Durante el encuentro, Serdio subrayó que el plan vigente, aprobado en 2019, “ha quedado obsoleto”, motivo por el que la Consejería ha impulsado una revisión “profunda y participada” que permita mantener un modelo de gestión “eficaz y actualizado”, independientemente de la situación legal del lobo en el catálogo nacional de especies protegidas. “Queremos un documento plenamente consensuado y por eso se amplió el período de información pública, para que nadie pueda decir que no tuvo la oportunidad de participar”, recalcó el responsable autonómico.
Participación y alegaciones
El proceso de exposición pública culminó con la recepción de 164 escritos de alegaciones, de los que 161 fueron admitidos por cumplir con los requisitos formales. Las aportaciones han llegado desde Múltiples ámbitos: ciudadanos a título individual, entidades ecologistas, asociaciones ganaderas, partidos políticos, administraciones públicas y colectivos profesionales.
El director general destacó que el proceso ha permitido recoger puntos de vista “muy diversos” y que varias de las sugerencias se han incorporado al texto definitivo. Entre las modificaciones más relevantes figuran la ampliación de la representación de los grupos ecologistas en la Mesa del Lobo, que contará con tres miembros en lugar de uno, la creación de mesas de trabajo específicas derivadas de la Mesa General y la revisión de la exposición de motivos del plan.

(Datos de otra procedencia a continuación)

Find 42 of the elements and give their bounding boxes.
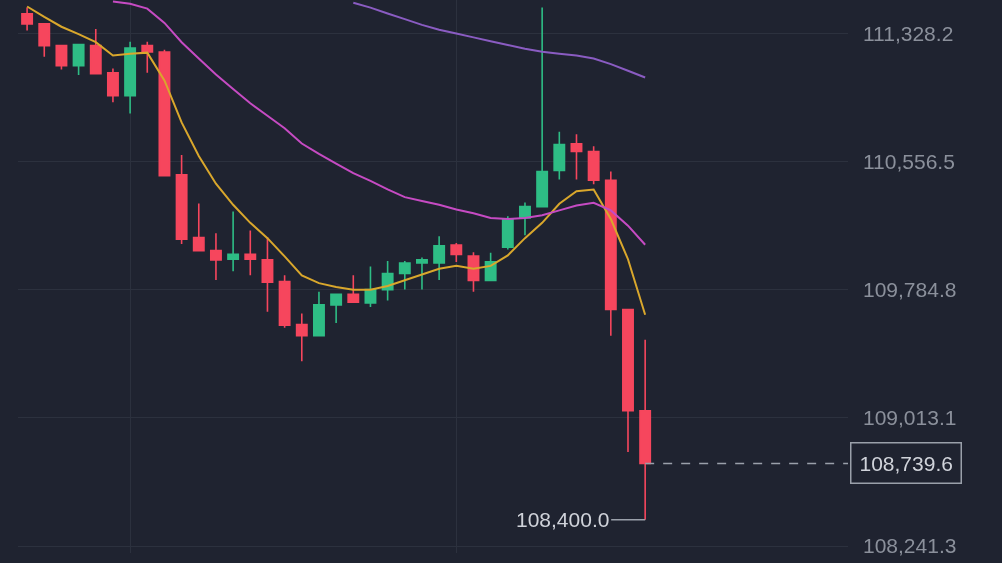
y-tick-label: 108,241.3 [863,534,957,558]
candlestick [209,232,222,281]
candlestick [72,43,85,76]
candlestick [89,28,102,76]
candlestick [519,201,531,237]
candlestick [587,145,600,186]
line-series [352,1,647,79]
candlestick [433,235,446,281]
y-tick-label: 110,556.5 [863,150,955,174]
candlestick [570,133,583,181]
candlestick [622,308,634,453]
candlestick [553,130,566,181]
candlestick [38,22,51,58]
candlestick [106,67,119,104]
candlestick [227,210,240,273]
candlestick [501,215,514,251]
y-tick-label: 111,328.2 [863,21,954,45]
y-tick-label: 109,784.8 [863,278,957,302]
candlestick [141,41,154,74]
candlestick [604,170,617,337]
candlestick [450,242,463,263]
candlestick [347,274,360,304]
candlestick [416,256,428,291]
candlestick [312,290,325,337]
candlestick [278,274,291,329]
annotation: 108,400.0 [516,508,610,531]
ref-line-label: 108,739.6 [859,451,953,475]
candlestick [330,293,343,324]
candlestick [639,338,652,521]
candlestick [55,44,68,71]
candlestick [21,6,34,32]
candlestick [244,229,257,276]
y-tick-label: 109,013.1 [863,406,957,430]
candlestick [295,312,308,362]
line-series [111,0,647,246]
candlestick [124,41,137,115]
candlestick [158,49,171,177]
candlestick [175,154,188,245]
line-series [26,5,647,316]
candlestick [398,260,411,291]
candlestick [192,202,205,252]
candlestick [536,6,549,208]
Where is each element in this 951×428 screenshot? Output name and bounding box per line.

Asimismo, se han tenido en cuenta las observaciones del Ministerio para la Transición Ecológica y el Reto Demográfico (MITECO), que en su informe plantea la necesidad de disponer de estudios más actualizados sobre la población del lobo en Cantabria y de datos científicos más precisos sobre la mortalidad de la especie. También cuestiona la inclusión de una estimación de extracción anual del 20%, que considera elevada sin una base técnica suficiente.
Aprobación inminente
Todas las propuestas han sido analizadas y debatidas en el seno de la Mesa del Lobo, mientras la Consejería elaboraba la memoria técnica justificativa requerida para cerrar la fase administrativa. Con el dictamen favorable del Consejo Regional de Caza, el Gobierno autonómico da por concluido el proceso de traducción y prevé aprobar de manera definitiva el nuevo Plan de Gestión del Lobo en las próximas semanas.
El documento sustituirá al de 2019 y aspira a ser, según el Ejecutivo cántabro, una herramienta de equilibrio entre la conservación de la especie y la convivencia con las actividades ganaderas en la comunidad.